Mystérieuse Sanaa

Publié le 29 juillet 2007 Lecture : 3 minutes.

Arabia felix, l’Arabie heureuse. Une agence touristique n’aurait pu trouver meilleur slogan. Mais ce sont les Romains qui, les premiers, affublèrent de cette épithète le sud de la péninsule Arabique. C’était au temps où les riches Sabéens y régnaient en maître. C’était au temps où les commerçants allaient y chercher l’encens, et où l’on croyait encore à l’existence du phnix. C’était au temps où la reine de Saba suscitait l’admiration de ses sujets. Que reste-t-il aujourd’hui de l’Arabie heureuse ?
Les fables qui fascinaient jadis les voyageurs venus d’Occident ont laissé place aux images d’Épinal. Des clichés dont se régalent les touristes et que les Yéménites, eux-mêmes, cultivent à l’envi. Au sens propre comme au figuré. Le qat tout d’abord. Véritable institution dans le pays, cette plante euphorisante vendue à tous les coins de rue a pour effet de réveiller les esprits, de stimuler la conversation et de gonfler les joues de tous les mâcheurs insatiables. Une fois al-Asr (la prière du début de l’après-midi) achevée, les commerçants abandonnent leur boutique, les fonctionnaires leur bureau et les policiers leur vigilance pour mastiquer en paix. Le temps est alors comme suspendu.

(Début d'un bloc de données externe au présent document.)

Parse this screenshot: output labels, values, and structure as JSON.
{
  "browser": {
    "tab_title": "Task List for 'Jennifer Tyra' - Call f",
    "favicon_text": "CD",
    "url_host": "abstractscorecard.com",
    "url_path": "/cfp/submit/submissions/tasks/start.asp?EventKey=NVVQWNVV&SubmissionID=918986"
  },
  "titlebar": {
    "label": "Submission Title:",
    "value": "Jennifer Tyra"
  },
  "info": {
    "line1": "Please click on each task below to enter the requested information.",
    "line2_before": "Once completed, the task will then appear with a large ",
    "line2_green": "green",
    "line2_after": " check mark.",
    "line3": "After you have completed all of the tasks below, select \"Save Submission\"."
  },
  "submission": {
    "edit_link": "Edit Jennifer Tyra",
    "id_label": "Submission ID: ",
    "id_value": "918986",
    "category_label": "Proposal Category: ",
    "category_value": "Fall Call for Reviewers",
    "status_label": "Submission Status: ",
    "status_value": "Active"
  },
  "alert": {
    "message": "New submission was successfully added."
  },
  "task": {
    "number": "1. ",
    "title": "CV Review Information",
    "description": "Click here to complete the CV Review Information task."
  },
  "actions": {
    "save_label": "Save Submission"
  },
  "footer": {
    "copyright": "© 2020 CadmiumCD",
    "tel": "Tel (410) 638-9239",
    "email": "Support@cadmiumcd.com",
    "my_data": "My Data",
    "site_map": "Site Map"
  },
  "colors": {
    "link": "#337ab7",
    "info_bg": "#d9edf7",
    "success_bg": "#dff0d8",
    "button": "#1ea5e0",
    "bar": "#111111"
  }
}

Rien ne saurait en effet perturber, ni empêcher, une « séance de qat ». Même à Sanaa, la bouillonnante capitale, qui compte près de 1,5 million d’habitants. En juillet 2005, la hausse du prix des carburants annoncée par le gouvernement provoque la colère de la population. Mais le matin uniquement. Les manifestations, qui obligent pourtant l’armée à intervenir, s’arrêtent irrémédiablement à la mi-journée Soulèvement populaire ou pas, tous les après-midi sont consacrés au masticage des stimulantes feuilles. Jusqu’à ce que le muezzin annonce, comme un rappel à l’ordre, l’heure d’al-Maghrib, la première prière du soir.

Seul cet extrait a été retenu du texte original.